Of the present study fits to stand out the sampling in which it is based, that is a representative sample of Castile-La Mancha, as well as the fact that it have been objective by several observers, what does it more damtativo in the recollection of data. In comparison of our results with the studies published to national and international level allows us to see the consistency of the data. Besides, other variables could be predictors valid of dislipidemia. Our study did not take into account the possible modifications of the therapy lipid lowering and the therapeutic fulfillment of the patients. Finally, the longitudinal design is very used, since his cost is relative inferior body to the of other epidemiological designs, like the transversal studies, and provide notable information and of fast form for the management of the services of health. Because of the importance of the object of analysis that occupies us, believe necessary emphasize the importance to follow investigating in this line.

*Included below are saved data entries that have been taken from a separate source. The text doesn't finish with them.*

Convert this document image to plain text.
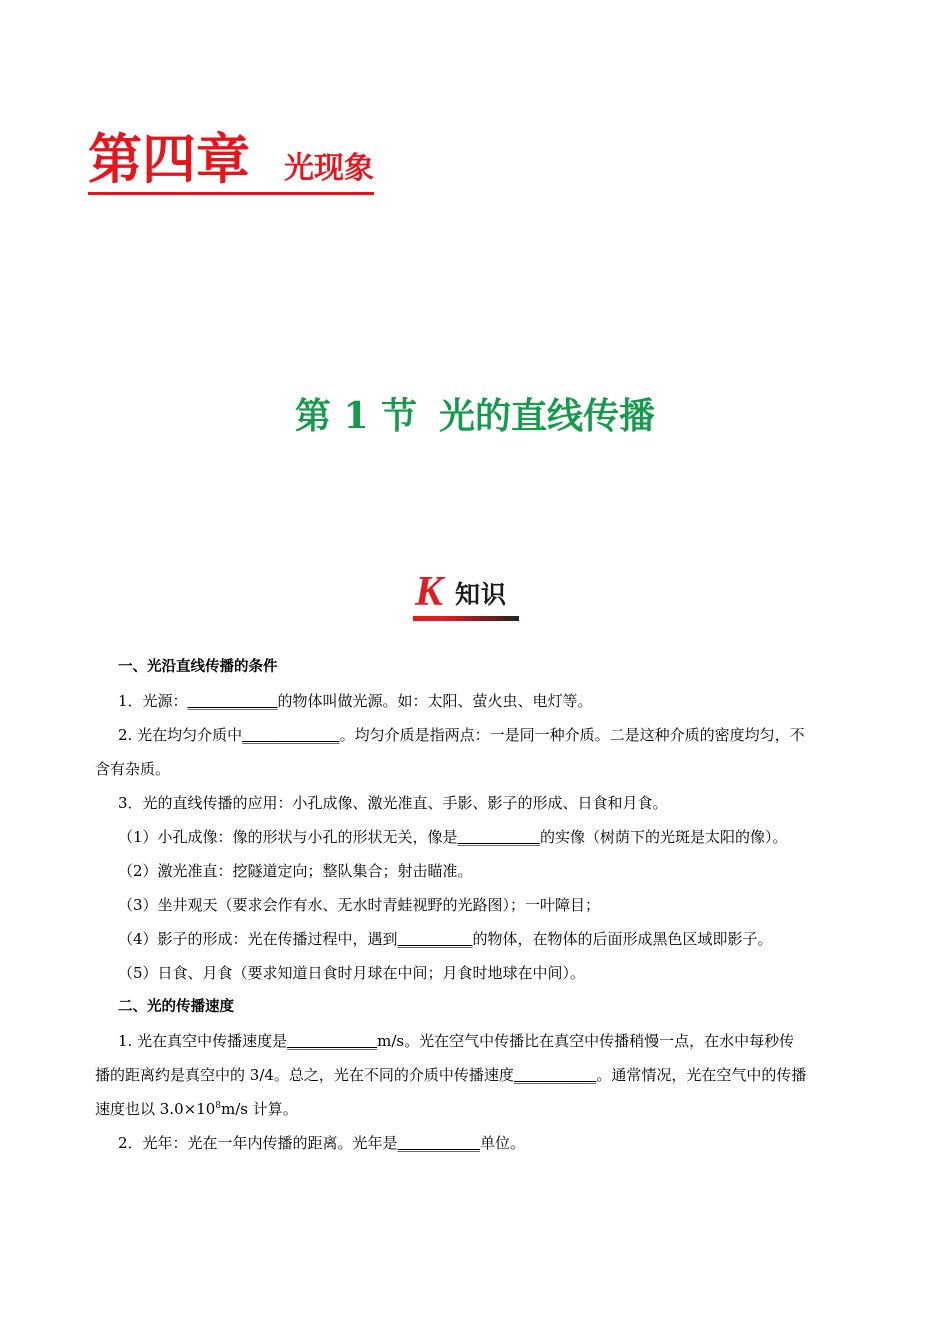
第四章 光现象
第 1 节 光的直线传播
K 知识

一、光沿直线传播的条件

1．光源：____________的物体叫做光源。如：太阳、萤火虫、电灯等。

2. 光在均匀介质中_____________。均匀介质是指两点：一是同一种介质。二是这种介质的密度均匀，不

含有杂质。

3．光的直线传播的应用：小孔成像、激光准直、手影、影子的形成、日食和月食。

（1）小孔成像：像的形状与小孔的形状无关，像是___________的实像（树荫下的光斑是太阳的像）。

（2）激光准直：挖隧道定向；整队集合；射击瞄准。

（3）坐井观天（要求会作有水、无水时青蛙视野的光路图）；一叶障目；

（4）影子的形成：光在传播过程中，遇到__________的物体，在物体的后面形成黑色区域即影子。

（5）日食、月食（要求知道日食时月球在中间；月食时地球在中间）。

二、光的传播速度

1. 光在真空中传播速度是____________m/s。光在空气中传播比在真空中传播稍慢一点，在水中每秒传

播的距离约是真空中的 3/4。总之，光在不同的介质中传播速度___________。通常情况，光在空气中的传播

速度也以 $3.0\times 10^8m/s$ 计算。

2．光年：光在一年内传播的距离。光年是___________单位。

This investigation shows that in the patients with DM2 of Castile- La Mancha there is a high prevalence of dislipidemia. The factors of risk associated of form independent were the feminine sex and the personal antecedent of ECV. In sight of these results, exists the need of a handle integral and intensive of the dislipidemia, for which has to try improve the metabolic control of the diabetes, decrease the obesity and promote changes in the lifestyles (cessation of the habit tobacco, physical exercise and decrease of the consumption of saturated fats and of alcohol), with the end to diminish the ECV and to improve the quality of individual and collective life of the population.


  1. Cuevas M To, Alonso K R (2016)Diabetic Dyslipidemia. Las Condes Clinic Medical Magazine 27(2):152-159.
  2. (2011) Society. Diabetes. The silent illness. Change 16: 36-7.
  3. Levey ACE, Eckardt KOr, Tsukamoto, Levin To, Coresh J, et al. (2000) Definition and classification of chronic kidney disease: To position statement from Kidney Disease: Improving Global Outcomes (KDIGO). Kidney Int67(6):2089-2189.
  4. Felipe Pollak, Antonio Arteaga, Valentina Serrano (2007) Dyslipidemia and Type 2 Diabetes Mellitus. Revisiones: 17-23.
  5. PedroBotet J, Benaiges D, PedragosaÀ (2012)Diabetic dyslipidemia, macro and microangiopathy. Clínica e Investigaciónen Arteriosclerosis 24(6):299-305.
  6. Bernardo Costa, Francesc Barrio, Bonaventura Bolíbar, Conxa Castell (2007) Primary Prevention of Type 2 Diabetes Using Lifestyle Intervention on High Risk Subjects in Catalonia, Spain. Med Clinical (Barc)128 (18):699-704.
  7. Francisco Arrieta, Pedro Iglesias, Juan Pedro Botet, Antonio Becerra Fernández (2018) Diabetes mellitus and cardiovascular risk. Updating of the recommendations of the Diabetes and Cardiovascular Risk Working Group of the Spanish Diabetes Society (SED, 2018). Clínica e Investigaciónen Arteriosclerosis 30 (3).
  8. Laura Moreno Altamirano (2001) Current medicine Epidemiology and diabetes. Rev Fac Med UNAM 44 (1): 35-77.